A expressão "entrar neles" de Marcos pode ser efeito da ignorância desses fenômenos por parte do
obsessor, coisa que ainda hoje persiste inclusive nos meios espíritas, quando se fala em "incorpora-
ção", dando quase a idéia de que o espírito "entra no corpo do médium". E muito médium julga que é
isso mesmo que se dá ... Em Mateus e Lucas aparece uma palavra melhor: "passar para", que exprime
uma transferência de operação vampiresca.
A expressão "sair do território" talvez exprimisse uma facilidade maior de encontrar presas entre os
pagãos, do que entre os israelitas; ou talvez "território" fosse apenas um eufemismo para designar o
corpo do obsidiado, por eles explorado. Quando pedem que os não mande "para o abismo", referem-se
à zona de trevas em baixo do umbral, onde sofreriam horrores sem o alimento da vitalidade a que estavam habituados.

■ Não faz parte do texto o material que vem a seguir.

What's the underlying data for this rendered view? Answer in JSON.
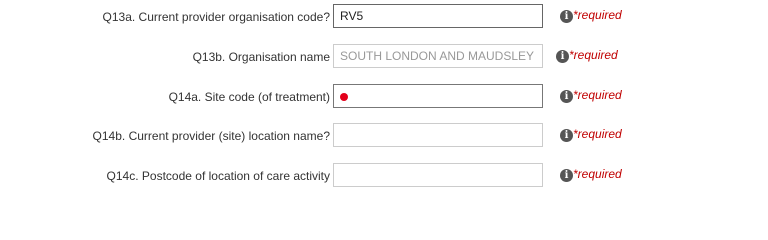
{
  "form": {
    "required_text": "*required",
    "info_glyph": "i",
    "rows": [
      {
        "label": "Q13a. Current provider organisation code?",
        "value": "RV5",
        "placeholder": ""
      },
      {
        "label": "Q13b. Organisation name",
        "value": "SOUTH LONDON AND MAUDSLEY NHS FOUNDATION TRUST",
        "placeholder": ""
      },
      {
        "label": "Q14a. Site code (of treatment)",
        "value": "",
        "placeholder": ""
      },
      {
        "label": "Q14b. Current provider (site) location name?",
        "value": "",
        "placeholder": ""
      },
      {
        "label": "Q14c. Postcode of location of care activity",
        "value": "",
        "placeholder": ""
      }
    ]
  },
  "colors": {
    "required": "#c00000",
    "validation_dot": "#e3001b",
    "info_icon": "#555555",
    "readonly_text": "#999999"
  },
  "icons": {
    "info": "info-icon",
    "validation": "red-dot-indicator"
  }
}
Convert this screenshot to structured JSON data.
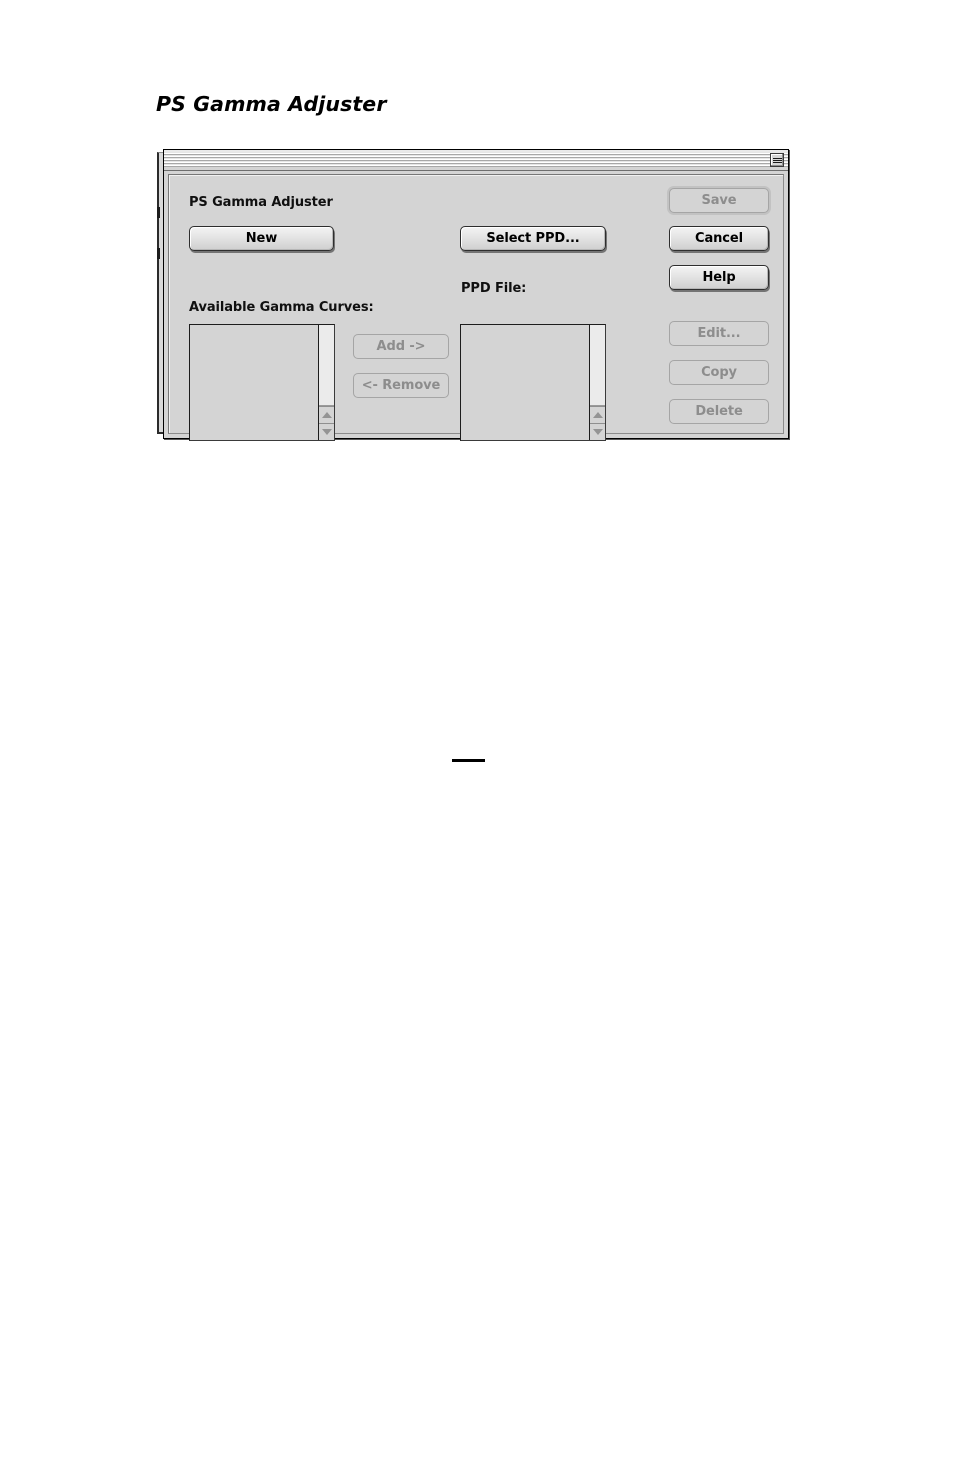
{
  "page": {
    "heading": "PS Gamma Adjuster",
    "page_rule_artifact": true
  },
  "dialog": {
    "titlebar": {
      "collapse_icon": "windowshade-box-icon"
    },
    "title_label": "PS Gamma Adjuster",
    "labels": {
      "available_gamma_curves": "Available Gamma Curves:",
      "ppd_file": "PPD File:"
    },
    "buttons": {
      "new": {
        "label": "New",
        "enabled": true
      },
      "select_ppd": {
        "label": "Select PPD...",
        "enabled": true
      },
      "save": {
        "label": "Save",
        "enabled": false
      },
      "cancel": {
        "label": "Cancel",
        "enabled": true
      },
      "help": {
        "label": "Help",
        "enabled": true
      },
      "edit": {
        "label": "Edit...",
        "enabled": false
      },
      "copy": {
        "label": "Copy",
        "enabled": false
      },
      "delete": {
        "label": "Delete",
        "enabled": false
      },
      "add": {
        "label": "Add ->",
        "enabled": false
      },
      "remove": {
        "label": "<- Remove",
        "enabled": false
      }
    },
    "lists": {
      "gamma_curves": {
        "items": []
      },
      "ppd_file": {
        "items": []
      }
    },
    "colors": {
      "window_face": "#d4d4d4",
      "button_text": "#000000",
      "disabled_text": "#8d8d8d",
      "frame": "#000000",
      "scroll_track": "#ebebeb"
    }
  }
}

O com que não contavam, era com o desfecho, causado pelo pânico da invasão de
entidades grosseiras e muito materializadas nos animais, fazendo-os despenhar-se ladeira abaixo em
desabalada carreira, tão violenta que não conseguiram parar, e caíram no lago, afogando-se.

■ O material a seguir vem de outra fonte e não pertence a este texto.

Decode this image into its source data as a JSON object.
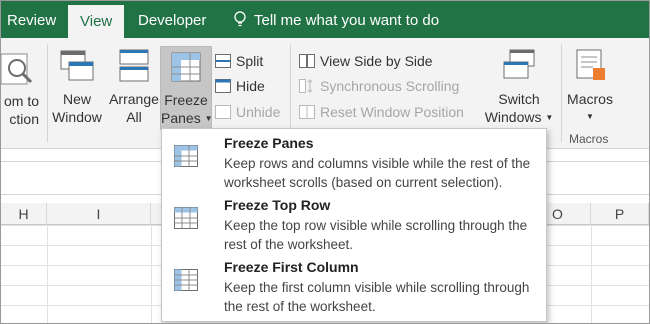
{
  "tabs": {
    "review": "Review",
    "view": "View",
    "developer": "Developer",
    "tell_me": "Tell me what you want to do"
  },
  "ribbon": {
    "zoom_line1": "om to",
    "zoom_line2": "ction",
    "new_window_line1": "New",
    "new_window_line2": "Window",
    "arrange_all_line1": "Arrange",
    "arrange_all_line2": "All",
    "freeze_line1": "Freeze",
    "freeze_line2": "Panes",
    "split": "Split",
    "hide": "Hide",
    "unhide": "Unhide",
    "view_side_by_side": "View Side by Side",
    "synchronous_scrolling": "Synchronous Scrolling",
    "reset_window_position": "Reset Window Position",
    "switch_windows_line1": "Switch",
    "switch_windows_line2": "Windows",
    "macros_label": "Macros",
    "macros_group": "Macros"
  },
  "columns": [
    "H",
    "I",
    "O",
    "P"
  ],
  "menu": {
    "items": [
      {
        "title": "Freeze Panes",
        "desc": "Keep rows and columns visible while the rest of the worksheet scrolls (based on current selection)."
      },
      {
        "title": "Freeze Top Row",
        "desc": "Keep the top row visible while scrolling through the rest of the worksheet."
      },
      {
        "title": "Freeze First Column",
        "desc": "Keep the first column visible while scrolling through the rest of the worksheet."
      }
    ]
  },
  "colors": {
    "accent": "#217346",
    "ribbon_bg": "#f3f3f3",
    "freeze_pressed": "#c6c6c6",
    "icon_blue": "#2e75b6"
  }
}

Pergunta-se a razão de ser de tantos porcos, animal considerado "impuro" e proibido entre os israelitas.
Entretanto, estamos em território não-judeu, onde o comércio de carne suína devia ser bastante rendoso.

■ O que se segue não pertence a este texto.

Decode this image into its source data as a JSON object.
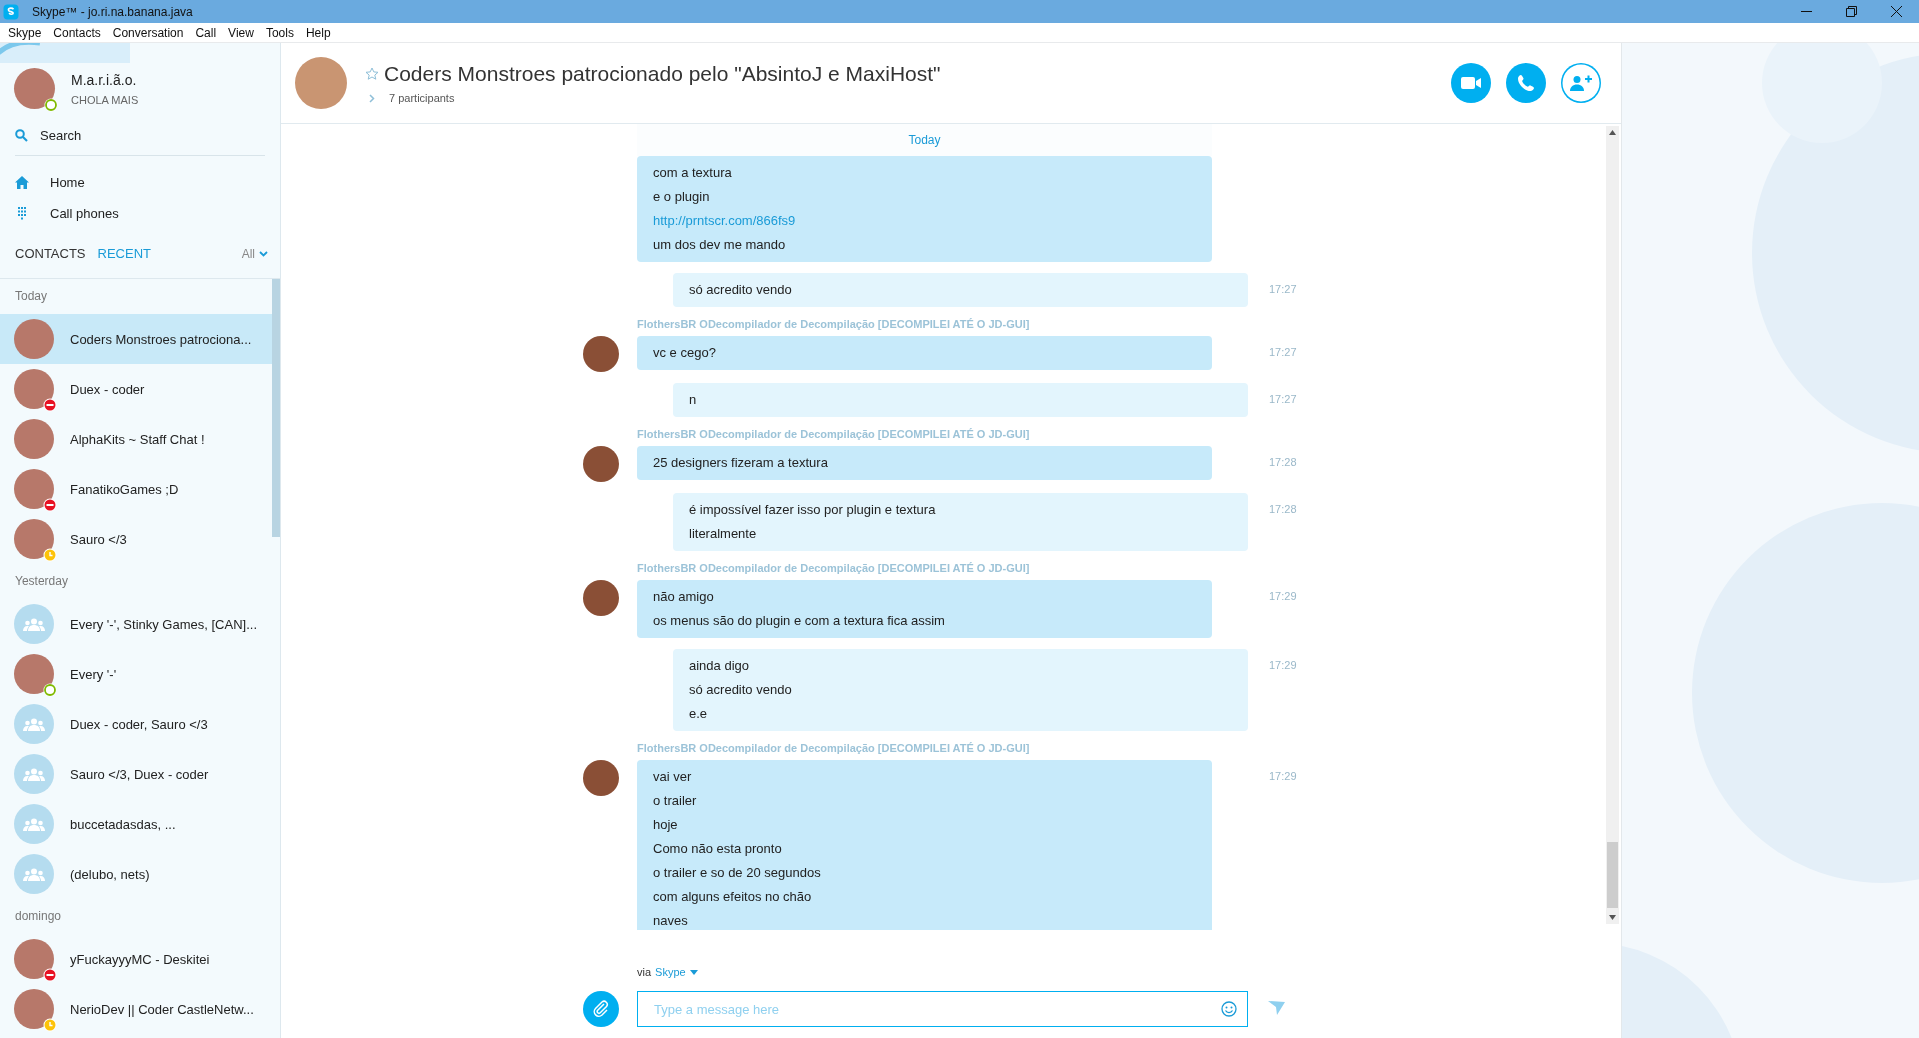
{
  "window": {
    "title": "Skype™ - jo.ri.na.banana.java"
  },
  "menu": [
    "Skype",
    "Contacts",
    "Conversation",
    "Call",
    "View",
    "Tools",
    "Help"
  ],
  "profile": {
    "name": "M.a.r.i.ã.o.",
    "mood": "CHOLA MAIS",
    "online": true
  },
  "search": {
    "label": "Search"
  },
  "nav": [
    {
      "label": "Home"
    },
    {
      "label": "Call phones"
    }
  ],
  "list_tabs": [
    {
      "label": "CONTACTS",
      "selected": false
    },
    {
      "label": "RECENT",
      "selected": true
    }
  ],
  "filter": {
    "label": "All"
  },
  "recent": [
    {
      "heading": "Today",
      "items": [
        {
          "name": "Coders Monstroes patrociona...",
          "kind": "contact",
          "busy": false,
          "away": false,
          "online": false,
          "selected": true
        },
        {
          "name": "Duex - coder",
          "kind": "contact",
          "busy": true,
          "away": false,
          "online": false,
          "selected": false
        },
        {
          "name": "AlphaKits ~ Staff Chat !",
          "kind": "contact",
          "busy": false,
          "away": false,
          "online": false,
          "selected": false
        },
        {
          "name": "FanatikoGames ;D",
          "kind": "contact",
          "busy": true,
          "away": false,
          "online": false,
          "selected": false
        },
        {
          "name": "Sauro </3",
          "kind": "contact",
          "busy": false,
          "away": true,
          "online": false,
          "selected": false
        }
      ]
    },
    {
      "heading": "Yesterday",
      "items": [
        {
          "name": "Every '-', Stinky Games, [CAN]...",
          "kind": "group",
          "busy": false,
          "away": false,
          "online": false,
          "selected": false
        },
        {
          "name": "Every '-'",
          "kind": "contact",
          "busy": false,
          "away": false,
          "online": true,
          "selected": false
        },
        {
          "name": "Duex - coder, Sauro </3",
          "kind": "group",
          "busy": false,
          "away": false,
          "online": false,
          "selected": false
        },
        {
          "name": "Sauro </3, Duex - coder",
          "kind": "group",
          "busy": false,
          "away": false,
          "online": false,
          "selected": false
        },
        {
          "name": "buccetadasdas, ...",
          "kind": "group",
          "busy": false,
          "away": false,
          "online": false,
          "selected": false
        },
        {
          "name": "(delubo, nets)",
          "kind": "group",
          "busy": false,
          "away": false,
          "online": false,
          "selected": false
        }
      ]
    },
    {
      "heading": "domingo",
      "items": [
        {
          "name": "yFuckayyyMC - Deskitei",
          "kind": "contact",
          "busy": true,
          "away": false,
          "online": false,
          "selected": false
        },
        {
          "name": "NerioDev || Coder CastleNetw...",
          "kind": "contact",
          "busy": false,
          "away": true,
          "online": false,
          "selected": false
        }
      ]
    }
  ],
  "conversation": {
    "title": "Coders Monstroes patrocionado pelo \"AbsintoJ e MaxiHost\"",
    "participants": "7 participants",
    "favorite": false
  },
  "day_banner": "Today",
  "messages": [
    {
      "kind": "incoming",
      "lines": [
        {
          "kind": "text",
          "text": "com a textura"
        },
        {
          "kind": "text",
          "text": "e o plugin"
        },
        {
          "kind": "link",
          "text": "http://prntscr.com/866fs9"
        },
        {
          "kind": "text",
          "text": "um dos dev me mando"
        }
      ]
    },
    {
      "kind": "outgoing",
      "time": "17:27",
      "lines": [
        {
          "kind": "text",
          "text": "só acredito vendo"
        }
      ]
    },
    {
      "kind": "incoming",
      "sender": "FlothersBR ODecompilador de Decompilação [DECOMPILEI ATÉ O JD-GUI]",
      "time": "17:27",
      "lines": [
        {
          "kind": "text",
          "text": "vc e cego?"
        }
      ]
    },
    {
      "kind": "outgoing",
      "time": "17:27",
      "lines": [
        {
          "kind": "text",
          "text": "n"
        }
      ]
    },
    {
      "kind": "incoming",
      "sender": "FlothersBR ODecompilador de Decompilação [DECOMPILEI ATÉ O JD-GUI]",
      "time": "17:28",
      "lines": [
        {
          "kind": "text",
          "text": "25 designers fizeram a textura"
        }
      ]
    },
    {
      "kind": "outgoing",
      "time": "17:28",
      "lines": [
        {
          "kind": "text",
          "text": "é impossível fazer isso por plugin e textura"
        },
        {
          "kind": "text",
          "text": "literalmente"
        }
      ]
    },
    {
      "kind": "incoming",
      "sender": "FlothersBR ODecompilador de Decompilação [DECOMPILEI ATÉ O JD-GUI]",
      "time": "17:29",
      "lines": [
        {
          "kind": "text",
          "text": "não amigo"
        },
        {
          "kind": "text",
          "text": "os menus são do plugin e com a textura fica assim"
        }
      ]
    },
    {
      "kind": "outgoing",
      "time": "17:29",
      "lines": [
        {
          "kind": "text",
          "text": "ainda digo"
        },
        {
          "kind": "text",
          "text": "só acredito vendo"
        },
        {
          "kind": "text",
          "text": "e.e"
        }
      ]
    },
    {
      "kind": "incoming",
      "sender": "FlothersBR ODecompilador de Decompilação [DECOMPILEI ATÉ O JD-GUI]",
      "time": "17:29",
      "lines": [
        {
          "kind": "text",
          "text": "vai ver"
        },
        {
          "kind": "text",
          "text": "o trailer"
        },
        {
          "kind": "text",
          "text": "hoje"
        },
        {
          "kind": "text",
          "text": "Como não esta pronto"
        },
        {
          "kind": "text",
          "text": "o trailer e so de 20 segundos"
        },
        {
          "kind": "text",
          "text": "com alguns efeitos no chão"
        },
        {
          "kind": "text",
          "text": "naves"
        }
      ]
    }
  ],
  "composer": {
    "via": "via",
    "service": "Skype",
    "placeholder": "Type a message here"
  }
}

Também se pergunte se a permissão dada por Jesus, com o consequente afogamento dos porcos, não
constituiu uma "perversidade" contra os pobres animais, que nada tinham que ver com o caso. Em
primeiro lugar, como podemos ignorantes ainda, querer julgar atos que fogem à nossa alçada? Além
disso, um bem maior pode justificar, por vezes, um mal menor, sobretudo se é obtido um bem espiritual através de uma perda material. A maioria dos homens acha normal e natural que se mate e coma
um porco apenas para satisfação do paladar, mas se insurge contra a morte do animal para libertar um
obsidiado ... Além do mais, consideremos que apenas ocorreu aos porcos uma destruição do corpo
físico, fenômeno que teria fatalmente que ocorrer mais dia menos dia, e nada mais, pois seus princípios
vitais (nephesh) voltariam a reencarnar logo de imediato. Supõem, ainda, alguns comentaristas que se
teria tratado de uma "lição" aos proprietários, já que, sendo um comércio ilícito o da carne de porco,
não era sequer lícito criá-los com esse intuito. Realmente assim seria se se tratasse de criadores israelitas, mas não podemos saber se era essa a realidade. O fato é que os evangelistas não se preocuparam
em justificar o modo de agir de Jesus.
Pergunta-se por que os porcos "se suicidaram", ou por que a falange se precipitou no lago. De fato, não
ocorreu nem uma coisa nem outra: simplesmente os porcos, ao se sentirem atacados de inopino (e os
animais possuem percepção do astral inferior, que é o plano deles) entraram em pânico e correram para
fugir. Evidentemente, o caminho mais fácil é a descida, e não a subida. O próprio impulso da fuga levou-os a descer automaticamente, às carreiras. Também os obsessores não deviam ter imaginado esse
fim, decepcionante sobretudo para eles.
A observação que se nos apresenta de imediato é que Jesus não se preocupou em "doutrinar" essa falange (como aliás nenhum dos outros obsessores que foram por Ele afastados), quer porque entidades
do plano astral se encarregavam disso, quer porque eram eles tão involuídos ainda, que não adiantava
doutrinação, mas apenas se devia aguardar um pouco mais de evolução para que pudessem compreender a necessidade de corrigir-se.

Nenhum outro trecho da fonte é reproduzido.